On November 20, 2020, Women in Big Data kicked off the “Better Data for Better App” series with Jonathan Lipps, on “AI and ML in the QA Industry”.

Jonathan is the Director of Learning at HeadSpin and focuses his time in three key areas:

  1. He is the architect and maintainer of Appium, a tool that facilitates the automation of applications. It gives developers & QA engineers the ability to write automated steps for any kind of application, which is a key component of the process of automated testing of any application.
  2. He is also in charge of HeadSpin University where the mission is to provide great content for the QA and related Industries.
  3. Jonathan also spends a lot of time writing about Appium and mobile test automation at Appium Pro.

The talk covered a topic that marries two things – QA & AI and the promise AI holds for various industries and some of the applications of ML in the QA industry. Jonathan spoke in depth about what some of the products that have been marketed to the QA Industry as AI have been and evaluating it from a lens of a QA expert as to what is myth vs. reality.

QA Industry

The Software development cycle consists of the following stages:

Ideate Feature ⇔ Build Feature ⇔ Test App ⇔ Release App ⇔ Evaluate user response

This is an iterative process where you are improving a product and coming up with new things based on how things went with your last iteration.

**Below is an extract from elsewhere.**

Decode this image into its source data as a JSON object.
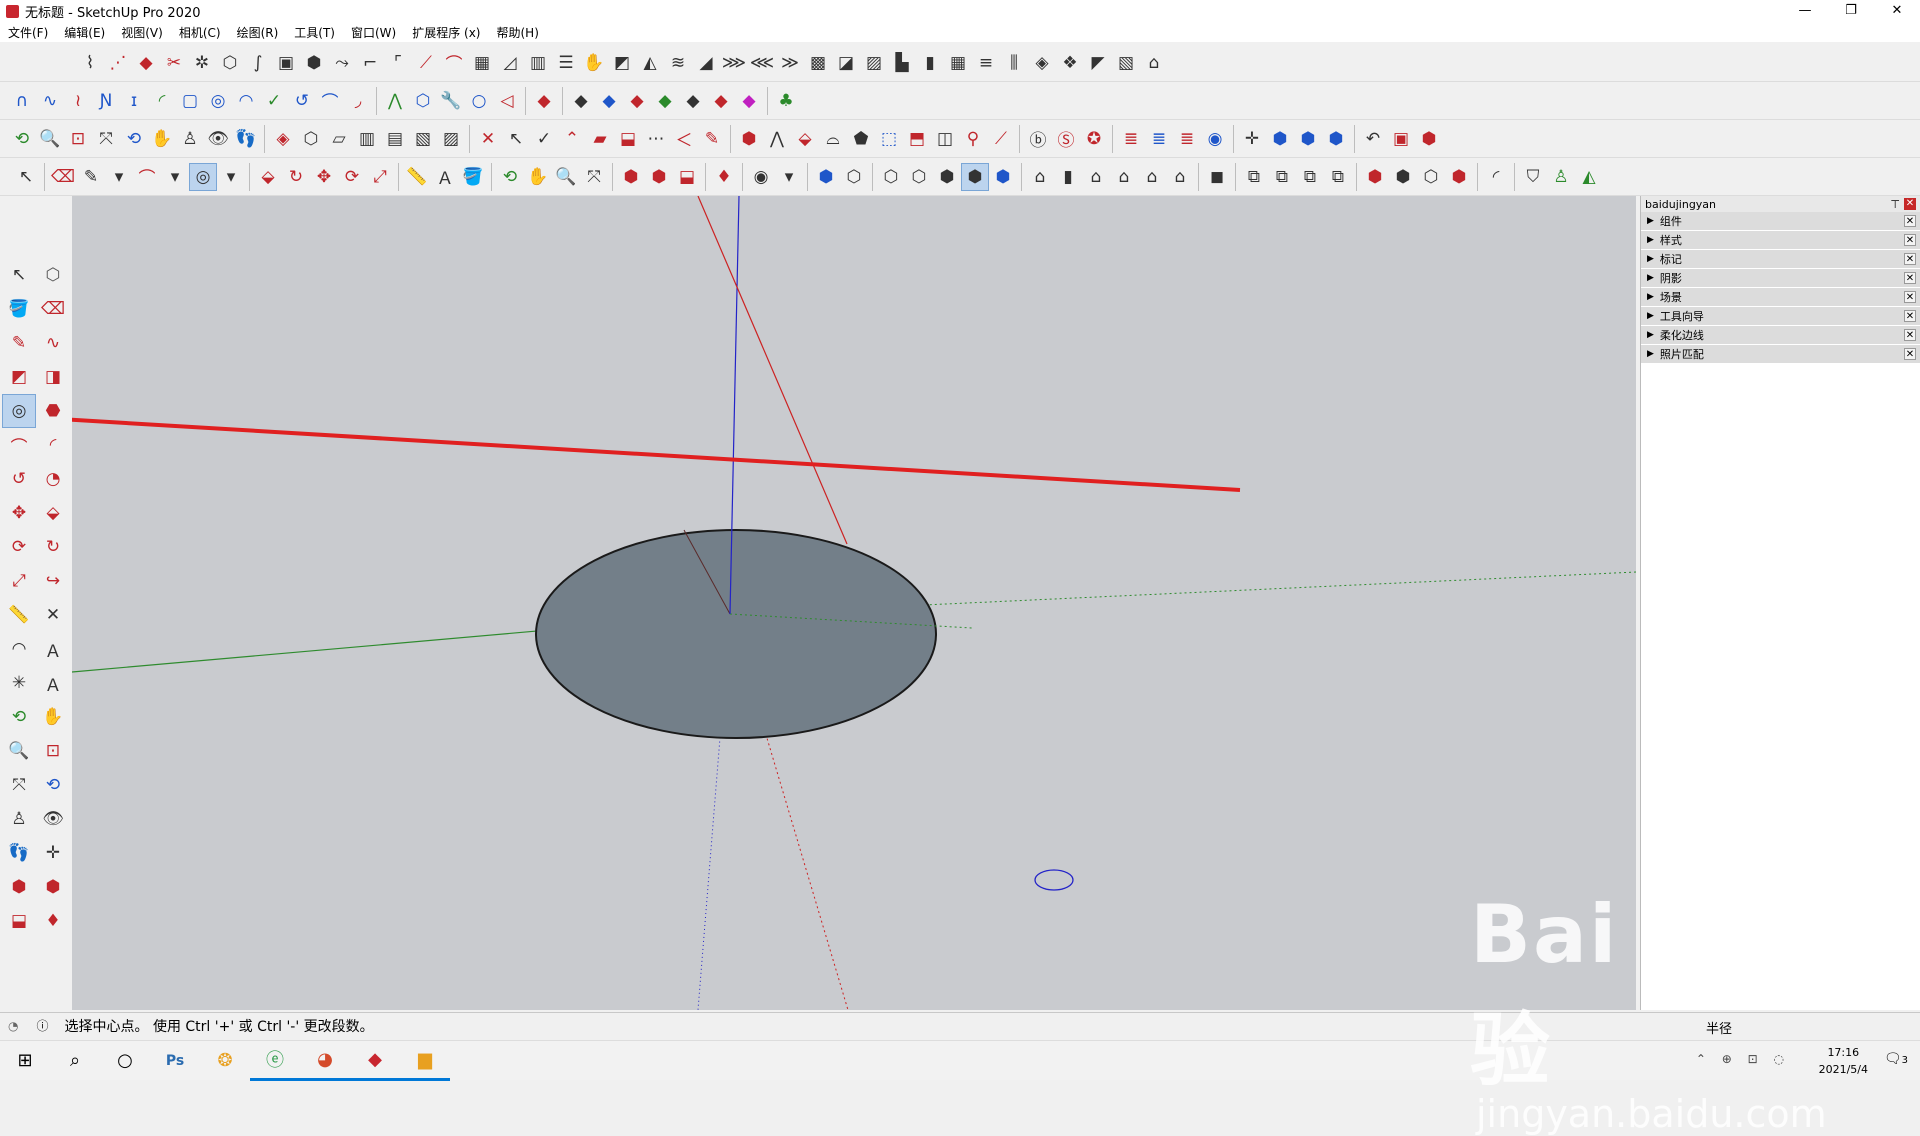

QA Industry is about Quality assurance and Quality control, figuring out what works and what doesn’t. In software development, the testing stage of the cycle is owned by the QA team.

Types of QA

  • Manual QA: People using the app the way a user would, checking manually for bugs. Walking through a variety of predetermined user flows manually to make sure everything works the way it should.
  • Automated QA: Over time there was pressure to increase the speed and accuracy which led Manual QA to evolve into automation. This involves checking the quality application by writing code that exercises various levels or aspects of the app (Including UI). These would exactly mimic how a user would use the app.

When people are talking about applying AI/ML to the QA Industry, they are usually talking about processes and ML methods that assist with automated QA or maybe replace automated QA. Manual QA is becoming obsolete due to the need of speed and efficiency in the software development cycle.

The AI question: Sometimes we can go a little bit overboard in thinking how AI is applied to actual problems we want to solve. Is AI == BS?. Sometimes what people promote as AI is really Software development under the hood; it’s not anything different from what we’ve had for years in coming up with algorithmic solutions to problems: hand-coded solutions to problems that use regular old software development practices.

Categories of AI solutions in QA

  • AI in marketing only: Intelligently designed software that doesn’t use machine learning models. Example: scrape production user activity log to generate test cases. Capture multiple selectors for elements to increase test robustness.
  • AI/ML in supporting roles: ML models are used to support features, not as a replacement for test authoring. Example: Image recognition models to detect visual differences. Video quality models give feedback on user-perceived quality.
  • AI/ML as the primary driver of automation: Tests are written and bugs found by autonomous bots acting on pre- or post-trained ML models. Example: you hand off the app to the AI with no additional metadata and it sends you back bug reports.

Do you need “AI” in your testing? Why?

Jonathan believes one way to answer this question is to evaluate technologies based on their actual ROI, not how well they claim the hype of the zeitgeist. Also an important question to ask when doing your diligence on a product that claims to be AI is: what corpus was used to train the ML Model? Jonathan believes that most ROI for the products will be from AI/ML in supporting roles for a while.

I would highly encourage you to watch Jonathan’s talk for a deeper dive on the topic. A PDF version is available here.

Also, if you’d like to learn more about the QA and test automation industry, write automated tests yourself or make a career move, Appium Pro and HeadSpin University are great resources.

Thank you, Jonathan! Grateful for your time.